Badan Penerimaan Negara Bukan ”Panasea” Masalah Pajak
Belajar dari negara lain, pemisahan otoritas penerimaan negara dari Kementerian Keuangan tidak selalu berujung ideal.
Oleh
AGNES THEODORA
·4 menit baca
Presiden dan wakil presiden peraih suara terbanyak Pemilu 2024, Prabowo Subianto-Gibran Rakabuming Raka, ingin memisahkan otoritas penerimaan negara dari Kementerian Keuangan. Namun, sejumlah kalangan mengingatkan, pembentukan Badan Penerimaan Negara bukan ”panasea” atau obat mujarab satu-satunya untuk mengatasi berbagai masalah pajak.
Salah satu alasan yang melatarbelakangi rencana pembentukan Badan Penerimaan Negara (BPN) di era Prabowo-Gibran adalah rendahnya tingkat rasio perpajakan di Indonesia yang dalam satu dekade terakhir cenderung stagnan di kisaran 10 persen dari produk domestik bruto (PDB) nasional.
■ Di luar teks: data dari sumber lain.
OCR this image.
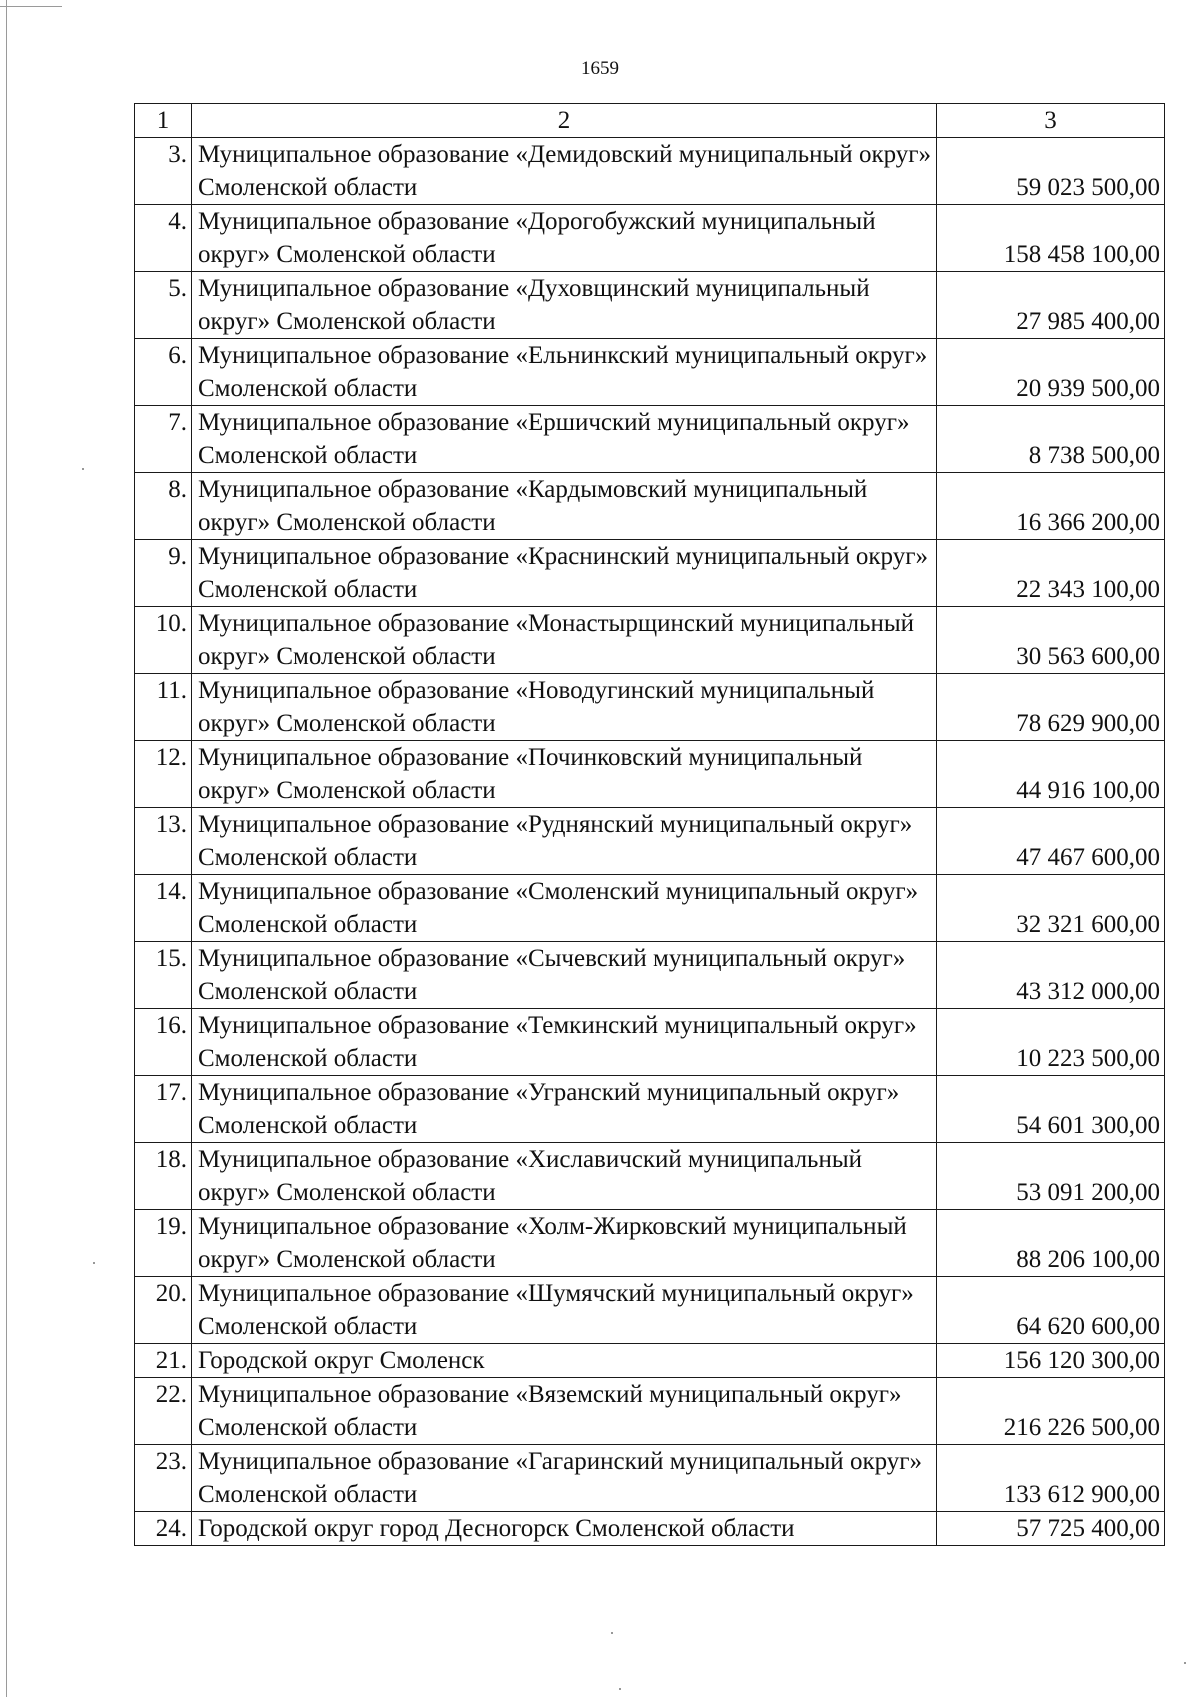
1659
1	2	3
3.	Муниципальное образование «Демидовский муниципальный округ» Смоленской области	59 023 500,00
4.	Муниципальное образование «Дорогобужский муниципальный округ» Смоленской области	158 458 100,00
5.	Муниципальное образование «Духовщинский муниципальный округ» Смоленской области	27 985 400,00
6.	Муниципальное образование «Ельнинкский муниципальный округ» Смоленской области	20 939 500,00
7.	Муниципальное образование «Ершичский муниципальный округ» Смоленской области	8 738 500,00
8.	Муниципальное образование «Кардымовский муниципальный округ» Смоленской области	16 366 200,00
9.	Муниципальное образование «Краснинский муниципальный округ» Смоленской области	22 343 100,00
10.	Муниципальное образование «Монастырщинский муниципальный округ» Смоленской области	30 563 600,00
11.	Муниципальное образование «Новодугинский муниципальный округ» Смоленской области	78 629 900,00
12.	Муниципальное образование «Починковский муниципальный округ» Смоленской области	44 916 100,00
13.	Муниципальное образование «Руднянский муниципальный округ» Смоленской области	47 467 600,00
14.	Муниципальное образование «Смоленский муниципальный округ» Смоленской области	32 321 600,00
15.	Муниципальное образование «Сычевский муниципальный округ» Смоленской области	43 312 000,00
16.	Муниципальное образование «Темкинский муниципальный округ» Смоленской области	10 223 500,00
17.	Муниципальное образование «Угранский муниципальный округ» Смоленской области	54 601 300,00
18.	Муниципальное образование «Хиславичский муниципальный округ» Смоленской области	53 091 200,00
19.	Муниципальное образование «Холм-Жирковский муниципальный округ» Смоленской области	88 206 100,00
20.	Муниципальное образование «Шумячский муниципальный округ» Смоленской области	64 620 600,00
21.	Городской округ Смоленск	156 120 300,00
22.	Муниципальное образование «Вяземский муниципальный округ» Смоленской области	216 226 500,00
23.	Муниципальное образование «Гагаринский муниципальный округ» Смоленской области	133 612 900,00
24.	Городской округ город Десногорск Смоленской области	57 725 400,00
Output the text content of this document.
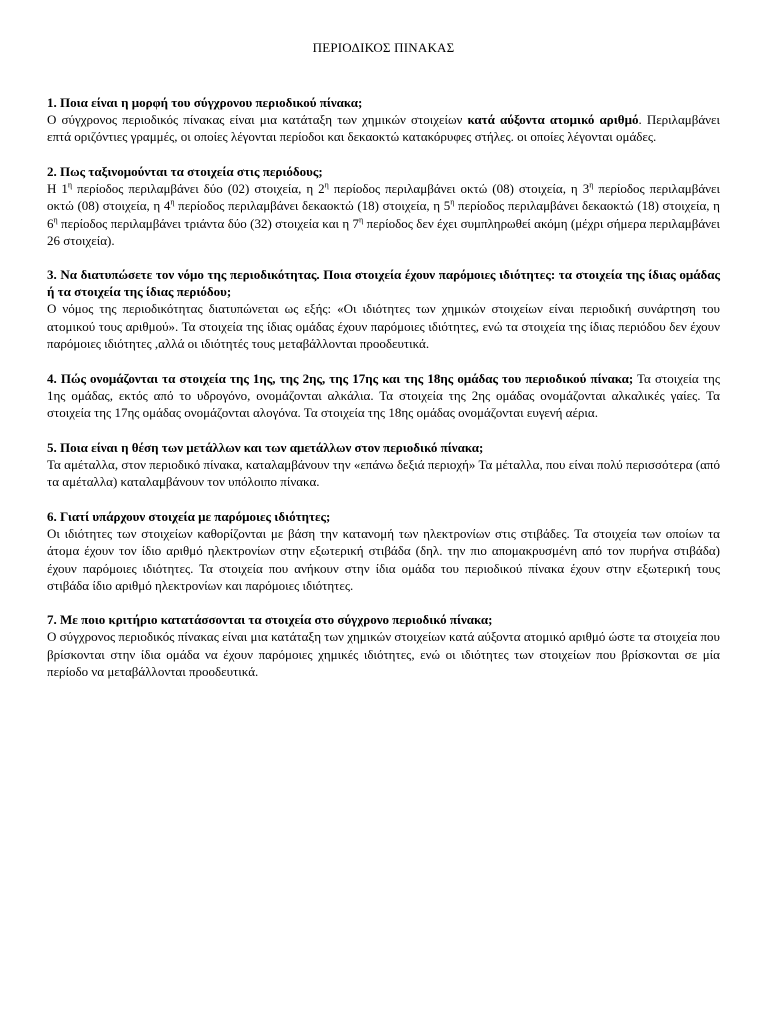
ΠΕΡΙΟΔΙΚΟΣ ΠΙΝΑΚΑΣ

1. Ποια είναι η μορφή του σύγχρονου περιοδικού πίνακα;

Ο σύγχρονος περιοδικός πίνακας είναι μια κατάταξη των χημικών στοιχείων κατά αύξοντα ατομικό αριθμό. Περιλαμβάνει επτά οριζόντιες γραμμές, οι οποίες λέγονται περίοδοι και δεκαοκτώ κατακόρυφες στήλες. οι οποίες λέγονται ομάδες.

2. Πως ταξινομούνται τα στοιχεία στις περιόδους;

Η $1^\eta$ περίοδος περιλαμβάνει δύο (02) στοιχεία, η $2^\eta$ περίοδος περιλαμβάνει οκτώ (08) στοιχεία, η $3^\eta$ περίοδος περιλαμβάνει οκτώ (08) στοιχεία, η $4^\eta$ περίοδος περιλαμβάνει δεκαοκτώ (18) στοιχεία, η $5^\eta$ περίοδος περιλαμβάνει δεκαοκτώ (18) στοιχεία, η $6^\eta$ περίοδος περιλαμβάνει τριάντα δύο (32) στοιχεία και η $7^\eta$ περίοδος δεν έχει συμπληρωθεί ακόμη (μέχρι σήμερα περιλαμβάνει 26 στοιχεία).

3. Να διατυπώσετε τον νόμο της περιοδικότητας. Ποια στοιχεία έχουν παρόμοιες ιδιότητες: τα στοιχεία της ίδιας ομάδας ή τα στοιχεία της ίδιας περιόδου;

Ο νόμος της περιοδικότητας διατυπώνεται ως εξής: «Οι ιδιότητες των χημικών στοιχείων είναι περιοδική συνάρτηση του ατομικού τους αριθμού». Τα στοιχεία της ίδιας ομάδας έχουν παρόμοιες ιδιότητες, ενώ τα στοιχεία της ίδιας περιόδου δεν έχουν παρόμοιες ιδιότητες ,αλλά οι ιδιότητές τους μεταβάλλονται προοδευτικά.

4. Πώς ονομάζονται τα στοιχεία της 1ης, της 2ης, της 17ης και της 18ης ομάδας του περιοδικού πίνακα; Τα στοιχεία της 1ης ομάδας, εκτός από το υδρογόνο, ονομάζονται αλκάλια. Τα στοιχεία της 2ης ομάδας ονομάζονται αλκαλικές γαίες. Τα στοιχεία της 17ης ομάδας ονομάζονται αλογόνα. Τα στοιχεία της 18ης ομάδας ονομάζονται ευγενή αέρια.

5. Ποια είναι η θέση των μετάλλων και των αμετάλλων στον περιοδικό πίνακα;

Τα αμέταλλα, στον περιοδικό πίνακα, καταλαμβάνουν την «επάνω δεξιά περιοχή» Τα μέταλλα, που είναι πολύ περισσότερα (από τα αμέταλλα) καταλαμβάνουν τον υπόλοιπο πίνακα.

6. Γιατί υπάρχουν στοιχεία με παρόμοιες ιδιότητες;

Οι ιδιότητες των στοιχείων καθορίζονται με βάση την κατανομή των ηλεκτρονίων στις στιβάδες. Τα στοιχεία των οποίων τα άτομα έχουν τον ίδιο αριθμό ηλεκτρονίων στην εξωτερική στιβάδα (δηλ. την πιο απομακρυσμένη από τον πυρήνα στιβάδα) έχουν παρόμοιες ιδιότητες. Τα στοιχεία που ανήκουν στην ίδια ομάδα του περιοδικού πίνακα έχουν στην εξωτερική τους στιβάδα ίδιο αριθμό ηλεκτρονίων και παρόμοιες ιδιότητες.

7. Με ποιο κριτήριο κατατάσσονται τα στοιχεία στο σύγχρονο περιοδικό πίνακα;

Ο σύγχρονος περιοδικός πίνακας είναι μια κατάταξη των χημικών στοιχείων κατά αύξοντα ατομικό αριθμό ώστε τα στοιχεία που βρίσκονται στην ίδια ομάδα να έχουν παρόμοιες χημικές ιδιότητες, ενώ οι ιδιότητες των στοιχείων που βρίσκονται σε μία περίοδο να μεταβάλλονται προοδευτικά.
Idealnya, negara berkembang memiliki rasio perpajakan 15 persen.
Rasio perpajakan adalah persentase penerimaan perpajakan (pajak dan bea cukai) terhadap PDB nasional. Kenaikan rasio perpajakan sangat krusial dalam proses pembangunan. Ibarat mengelola dompet pribadi, jika penghasilan naik, seseorang tidak perlu hidup irit (frugal), bahkan berutang, untuk memenuhi kebutuhan sehari-hari.
Demikian pula, semakin tinggi nilai rasio perpajakan, semakin tinggi pendapatan yang dimiliki negara, semakin mampu pula pemerintah mengeksekusi berbagai program dan kebijakan pembangunan secara mandiri tanpa harus bergantung pada utang.
Tingkat utang Indonesia sampai hari ini memang masih di bawah batas aman yang ditentukan. Rasio utang pemerintah pada tahun 2023 adalah 38,6 persen terhadap PDB, turun dari sebelumnya 39,7 persen pada 2022. Adapun batas aman rasio utang yang diatur dalam Undang-Undang Nomor 17 Tahun 2023 tentang Keuangan Negara adalah maksimal 60 persen.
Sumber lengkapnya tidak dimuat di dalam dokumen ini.